Rangpur Lemon

30 01 2008

rangpur.jpg

In FY2006, Tanqueray introduced Tanqueray Rangpur. Simply put, my favourite fruit had arrived in a British gin. Erroneously known as Canton lemon, Hime Lemon (Japan), Cravo Lemon (Brazil) and Mandarin Lime (with me, yet?) Stateside, the majestic Rangpur is simply neither a lemon nor a mandarin, it is a true lemanderin, acid with an orange peel and flesh. You could use it to sub for limes in a pinch or as a decorative orange – so unique stands my Rangpur. Certainly of Indian origin (bias alert), it was introduced to Florida by Reasoner Brothers of Oneco and is used predominately as an ornamental or potted plant (Stateside) or as rootstock (UK). So imagine my utter delight when S&P500 decided to give me some. Just give away. And it is Christmas. Also, I am easily bought.
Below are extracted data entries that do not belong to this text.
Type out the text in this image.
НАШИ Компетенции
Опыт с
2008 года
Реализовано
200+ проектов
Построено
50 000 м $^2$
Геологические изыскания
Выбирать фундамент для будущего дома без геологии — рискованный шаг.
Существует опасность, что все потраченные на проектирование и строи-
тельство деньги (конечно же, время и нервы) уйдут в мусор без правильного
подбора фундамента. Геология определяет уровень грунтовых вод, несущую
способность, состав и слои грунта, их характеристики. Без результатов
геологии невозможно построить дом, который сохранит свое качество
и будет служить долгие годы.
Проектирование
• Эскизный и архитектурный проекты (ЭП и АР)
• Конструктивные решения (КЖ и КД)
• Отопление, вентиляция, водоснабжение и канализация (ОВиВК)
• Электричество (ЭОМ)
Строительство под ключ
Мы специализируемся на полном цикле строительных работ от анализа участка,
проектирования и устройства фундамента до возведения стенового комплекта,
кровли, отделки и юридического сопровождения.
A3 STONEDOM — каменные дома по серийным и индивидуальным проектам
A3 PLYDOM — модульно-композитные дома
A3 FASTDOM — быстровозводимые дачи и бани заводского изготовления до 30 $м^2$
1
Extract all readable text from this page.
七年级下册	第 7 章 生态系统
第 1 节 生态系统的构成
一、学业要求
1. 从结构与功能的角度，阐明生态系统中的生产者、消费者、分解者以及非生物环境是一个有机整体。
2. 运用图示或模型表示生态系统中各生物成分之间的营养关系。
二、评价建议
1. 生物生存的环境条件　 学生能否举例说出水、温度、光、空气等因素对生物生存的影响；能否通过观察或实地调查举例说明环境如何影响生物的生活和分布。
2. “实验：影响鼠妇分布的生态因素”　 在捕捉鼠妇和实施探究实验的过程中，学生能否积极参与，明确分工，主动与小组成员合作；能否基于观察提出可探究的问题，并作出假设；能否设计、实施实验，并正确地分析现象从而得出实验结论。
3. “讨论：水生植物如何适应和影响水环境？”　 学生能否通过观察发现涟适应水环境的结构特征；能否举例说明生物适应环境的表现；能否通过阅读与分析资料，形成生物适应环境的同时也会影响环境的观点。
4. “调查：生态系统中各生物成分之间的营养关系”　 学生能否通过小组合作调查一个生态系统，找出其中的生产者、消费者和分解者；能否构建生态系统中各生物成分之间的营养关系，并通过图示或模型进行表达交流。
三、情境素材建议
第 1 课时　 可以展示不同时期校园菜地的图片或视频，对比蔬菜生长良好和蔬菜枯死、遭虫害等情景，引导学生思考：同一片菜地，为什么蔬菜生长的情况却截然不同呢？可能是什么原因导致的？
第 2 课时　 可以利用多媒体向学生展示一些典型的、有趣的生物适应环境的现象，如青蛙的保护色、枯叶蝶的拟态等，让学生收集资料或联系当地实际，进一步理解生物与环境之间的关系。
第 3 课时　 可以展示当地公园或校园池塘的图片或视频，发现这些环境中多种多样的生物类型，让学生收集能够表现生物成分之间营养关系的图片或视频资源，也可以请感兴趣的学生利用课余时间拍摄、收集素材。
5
The quintessential Rangpur Margarita (omit the word lime – it is educational) is had by combining 1 oz tequila, 1 tsp Rangpur juice, juice of half a Meyer lemon, and 0.5C ice till slushy in a blender. Rim your glass with a lime wedge and dip in rock salt. For rationing/rational purposes, I also prepare a Rangpur Syrup, same principle as a simple syrup, store in freezer unless you edge with a few citrate crystals as preservative, for emergency lemonades, lemon/limeade, ginger fizz or simply with Canada Dry ginger ale. Rangpurs, in moderation, make a smashing addition to fruit punch and white sangria but zest them first. You could use the zest to freshen up your sitting room or mix into the wash.

How thankful I am for my Rangpurs! Of course, this is no way diminishes its importance as an essential archeological site (second only to Lothal in NW Gujarat) from where the Indus Valley Civilization sprung.

In 2006, Diageo, Plc, introduced a rangpur-flavored version of Tanqueray gin, known simply as Tanqueray Rangpur.